Parent’s Guide to Teething

Teething Guide

Teething is a perfectly normal part of baby development and causes no harm to your infant’s mouth and teeth. However, this is often a difficult time for parents and their babies alike. Some parents may not know what to expect or how they can help their child when teething pain kicks in. More often than not, you end up with more sleepless nights.

Having a child who is teething can be a challenge. That’s why CMCFresno created a teething guide with some helpful information on teething symptoms and tips for helping your little one through this exciting yet painful time.


What is Teething?

The eruption of teeth through the gums during infancy is called teething. Usually, one tooth erupts at a time, and each tooth takes several months to come through completely. A small white spot will appear on one of your baby’s teeth called the “baby tooth” or “incisor.” This is a normal and natural process that babies go through as they grow from milk to solid food. But teething can be painful for infants that cause them to become irritable. It results from the gums separating from the teeth, along with the swollen and tender gums.    

Teething Symptoms

Growing their first set of choppers affects your baby physically and emotionally, but it passes and eventually disappears with time. Here are the signs that your child is teething.

  • drooling (If the baby drools, wipe it off gently with a clean cloth to avoid rashes on their face.)
  • crankiness or restlessness
  • sucking on objects
  • chewing on things
  • difficulty sleeping
  • visible redness of the gums
  • sensitivity to touch or pressure on the gums
  • uncontrollable crying
  • lack of appetite
  • low-grade fever- this can be a sign of infection, so you need to consult with your doctor immediately.


What Are the Teething Stages?

The average teething timeline for babies starts between 4 to 8 months old. However, it can happen earlier or later, depending on your baby’s development. The two bottom front teeth usually pop through around six months of age, while the rest will slowly emerge over time until they have 20 baby teeth by age 3. This continues until your child is three years old. Some children start teething sooner or later than others, but most babies will show signs of teething between 7-12 months.

Please visit your pediatrician if your baby has not developed teeth by the time they are 12 months old. In some rare cases, lack of tooth development is caused by an underlying medical condition that a doctor should diagnose as soon as possible.


What You Can Do to Relieve Your Child’s Pain?

Any parent who has been through the teething experience will tell you that it’s not always easy to know what your child needs. Fortunately, you can do many things to help them get through this tough stage. Here are some steps you can take to ease teething pain.

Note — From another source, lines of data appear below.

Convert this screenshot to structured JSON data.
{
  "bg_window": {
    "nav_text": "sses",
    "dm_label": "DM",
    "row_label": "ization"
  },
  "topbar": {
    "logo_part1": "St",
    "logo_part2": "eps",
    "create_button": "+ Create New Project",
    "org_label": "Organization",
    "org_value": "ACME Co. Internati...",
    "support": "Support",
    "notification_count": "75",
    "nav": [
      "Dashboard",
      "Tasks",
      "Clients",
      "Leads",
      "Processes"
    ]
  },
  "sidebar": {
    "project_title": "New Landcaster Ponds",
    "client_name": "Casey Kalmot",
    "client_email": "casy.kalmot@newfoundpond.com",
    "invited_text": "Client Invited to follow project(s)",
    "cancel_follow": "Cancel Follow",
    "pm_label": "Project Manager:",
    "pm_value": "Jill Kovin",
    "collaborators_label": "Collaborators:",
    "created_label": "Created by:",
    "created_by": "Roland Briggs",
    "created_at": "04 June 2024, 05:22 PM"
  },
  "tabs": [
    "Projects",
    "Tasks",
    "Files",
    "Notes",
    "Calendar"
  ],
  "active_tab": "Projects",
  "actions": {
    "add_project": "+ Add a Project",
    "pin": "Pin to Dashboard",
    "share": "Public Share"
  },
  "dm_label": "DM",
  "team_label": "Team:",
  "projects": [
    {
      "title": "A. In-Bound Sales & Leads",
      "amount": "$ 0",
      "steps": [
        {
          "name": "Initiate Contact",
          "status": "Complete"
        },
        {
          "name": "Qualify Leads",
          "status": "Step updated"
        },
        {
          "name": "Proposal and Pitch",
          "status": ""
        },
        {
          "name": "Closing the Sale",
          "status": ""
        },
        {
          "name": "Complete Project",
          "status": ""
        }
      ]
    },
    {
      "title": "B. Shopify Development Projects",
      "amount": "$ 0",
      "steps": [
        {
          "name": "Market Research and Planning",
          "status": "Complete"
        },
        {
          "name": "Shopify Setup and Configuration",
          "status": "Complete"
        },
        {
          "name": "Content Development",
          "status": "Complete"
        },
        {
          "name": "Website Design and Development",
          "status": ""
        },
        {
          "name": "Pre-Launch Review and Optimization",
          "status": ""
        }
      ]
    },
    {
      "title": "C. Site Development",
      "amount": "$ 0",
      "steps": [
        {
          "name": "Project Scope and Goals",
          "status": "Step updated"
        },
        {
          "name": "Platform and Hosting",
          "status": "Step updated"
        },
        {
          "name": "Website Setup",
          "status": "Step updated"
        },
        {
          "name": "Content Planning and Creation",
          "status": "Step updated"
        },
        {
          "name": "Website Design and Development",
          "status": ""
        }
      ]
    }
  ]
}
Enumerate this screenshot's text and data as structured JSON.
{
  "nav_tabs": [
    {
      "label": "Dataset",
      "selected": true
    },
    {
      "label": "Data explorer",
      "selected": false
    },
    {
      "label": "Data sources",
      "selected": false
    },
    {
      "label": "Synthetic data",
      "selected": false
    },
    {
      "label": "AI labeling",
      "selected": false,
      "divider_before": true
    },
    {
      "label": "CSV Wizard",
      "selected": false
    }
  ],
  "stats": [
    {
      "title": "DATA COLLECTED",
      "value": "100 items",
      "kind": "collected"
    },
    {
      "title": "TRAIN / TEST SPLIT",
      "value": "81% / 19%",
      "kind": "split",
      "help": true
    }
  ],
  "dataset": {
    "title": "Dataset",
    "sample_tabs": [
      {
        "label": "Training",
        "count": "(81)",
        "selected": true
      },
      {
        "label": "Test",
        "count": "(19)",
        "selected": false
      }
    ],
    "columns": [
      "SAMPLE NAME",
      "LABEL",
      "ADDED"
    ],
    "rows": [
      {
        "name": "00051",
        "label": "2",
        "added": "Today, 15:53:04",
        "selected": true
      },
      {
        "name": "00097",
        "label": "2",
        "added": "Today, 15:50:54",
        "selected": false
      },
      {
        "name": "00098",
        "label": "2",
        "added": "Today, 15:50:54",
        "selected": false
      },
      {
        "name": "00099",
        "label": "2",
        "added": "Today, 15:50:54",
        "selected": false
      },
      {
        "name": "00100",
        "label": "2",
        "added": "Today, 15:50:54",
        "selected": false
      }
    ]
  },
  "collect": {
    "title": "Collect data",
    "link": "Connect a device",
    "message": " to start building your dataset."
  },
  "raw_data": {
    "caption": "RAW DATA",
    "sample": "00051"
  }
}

  • It’s okay to massage the gums with a clean finger or wet washcloth if the area is not too sensitive. Light pressure or friction on the gums can provide some relief.
  • Apply a cold spoon or cold cloth to the area causing your baby pain. The cold will numb the area for a short time and help with the swelling during teething.
  • Teething toys made of plastic and rubber soothe aching gums well. Do not let your child use teething necklaces, bracelets, or anklets, as they present a choking hazard and could cause mouth injuries. The Food and Drug Administration (FDA) does not recommend these products.  
  • You can also offer chilled, soft foods like mashed bananas or yogurt to soothe sore gums. It is best to avoid feeding your infant teething biscuits or frozen food such as fruit slices that could break into pieces in their mouth and cause choking.
  • When none of the above methods work, try over-the-counter pain relievers like baby-safe ibuprofen and acetaminophen products. In addition, topical painkillers, both over-the-counter or prescription ointments, are not advised by the FDA to treat tooth pain. Consult your pediatrician about the effectiveness and safety of all medications your child will use.


Preventing Baby Teeth Decay

Healthy baby teeth are essential for a growing child’s overall health and development. The best way to prevent cavities and tooth decay is to ensure that your child keeps their mouth clean by brushing their teeth at least twice a day using a rice-sized fluoride toothpaste and a soft-bristled toothbrush. It is best to wait until children are two years old before using toothpaste with fluoride. 

Moreover, preventing baby teeth decay also has a connection with a healthy diet. Feed your child nutritional foods, including lots of high-fiber foods like fruits, vegetables, and whole grains.

When it comes to treats, it should be kept to a minimum and ideally avoided altogether. If you do allow your child to eat sweets, brush their teeth as soon afterward as possible. And try to limit the frequency of sugary snacks and drinks during the day. Most children who have too much sugar intake from juice and soda end up getting cavities.

Also, don’t let your child fall asleep with a bottle in their mouth. Allowing them to sleep with a bottle in their mouth is a breeding ground for bacteria, which leads to tooth decay.

Last but not least, schedule their appointment with a pediatric dentist. Dentists can examine their teeth and advise them on maintaining their dental health while they wait for their new teeth to emerge.



So, there you have it! Hopefully, this gives you a basic, overall understanding of teething and how to treat it. Implementing the tips discussed here will prepare parents to handle teething problems as they arise.